Литмир - Электронная Библиотека
A
A

— У Симона был ключ от сада, следовательно, лестницей пользовался Я-Бон, — решил он. — Он, наверное, видел, что сюда отправился Симон после визита к Вашеро, чтобы забрать Коралию. Забрал он ее или же…

Говоря это, дон Луис зажег фонарик и внимательно осмотрел тротуар и стену.

— Во всяком случае, — продолжал он. — Я-Бон теперь знает, где скрыто золото и где, между прочим, была, а быть может, и теперь находится Коралия.

— Вы уверены в этом? — тревожно спросил Бельваль.

— Как вам известно, капитан, Я-Бон всегда носил с собой кусочек мела. Смотрите, он начертил две прямые линии, а третью составляет стена сада. Он, впрочем, провел и там черту, и таким образом составился треугольник. Золотой треугольник.

— Но в таком случае выходит, — заметил Патриций, — что все произошло около полуночи или немного позже…

— Ну и что же?

— А выстрел?

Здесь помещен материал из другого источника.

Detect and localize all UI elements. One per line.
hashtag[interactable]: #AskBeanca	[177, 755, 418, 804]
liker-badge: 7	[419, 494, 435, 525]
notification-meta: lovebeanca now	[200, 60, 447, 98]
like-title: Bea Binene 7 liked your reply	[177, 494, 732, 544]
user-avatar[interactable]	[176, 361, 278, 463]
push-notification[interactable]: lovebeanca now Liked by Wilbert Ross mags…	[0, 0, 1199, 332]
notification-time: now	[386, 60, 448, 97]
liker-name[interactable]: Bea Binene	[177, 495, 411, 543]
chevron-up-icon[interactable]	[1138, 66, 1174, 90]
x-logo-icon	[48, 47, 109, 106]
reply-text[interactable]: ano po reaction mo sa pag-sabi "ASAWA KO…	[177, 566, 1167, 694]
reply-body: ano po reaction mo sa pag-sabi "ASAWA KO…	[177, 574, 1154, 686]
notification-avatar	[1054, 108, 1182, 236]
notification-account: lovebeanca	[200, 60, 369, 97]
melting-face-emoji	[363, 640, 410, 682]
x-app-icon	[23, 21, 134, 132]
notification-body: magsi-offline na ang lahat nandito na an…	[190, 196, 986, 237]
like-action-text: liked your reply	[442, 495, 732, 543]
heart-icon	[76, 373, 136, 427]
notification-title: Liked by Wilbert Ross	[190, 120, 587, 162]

Ведь стреляли совсем недавно!

— Тут я в затруднении, — задумчиво сказал дон Луис. — Бедняга Я-Бон считает меня по простоте душевной всемогущим волшебником и потому убежден, что трех этих линий для меня вполне достаточно. Возможно, Симон до рассвета скрывался в своем убежище, а потом, решив, что ему ничего не угрожает, вышел, и тут-то на него и напал Я-Бон.

— Значит, вы думаете…

— Я полагаю, что между ними завязалась борьба и что Я-Бон был ранен, а Симон…

— А Симон убежал?

— Или умер. Во всяком случае, мы сейчас в этом удостоверимся.

Он приставил лестницу к стене и помог Бельвалю забраться по ней. Затем залез сам и перекинул лестницу в сад.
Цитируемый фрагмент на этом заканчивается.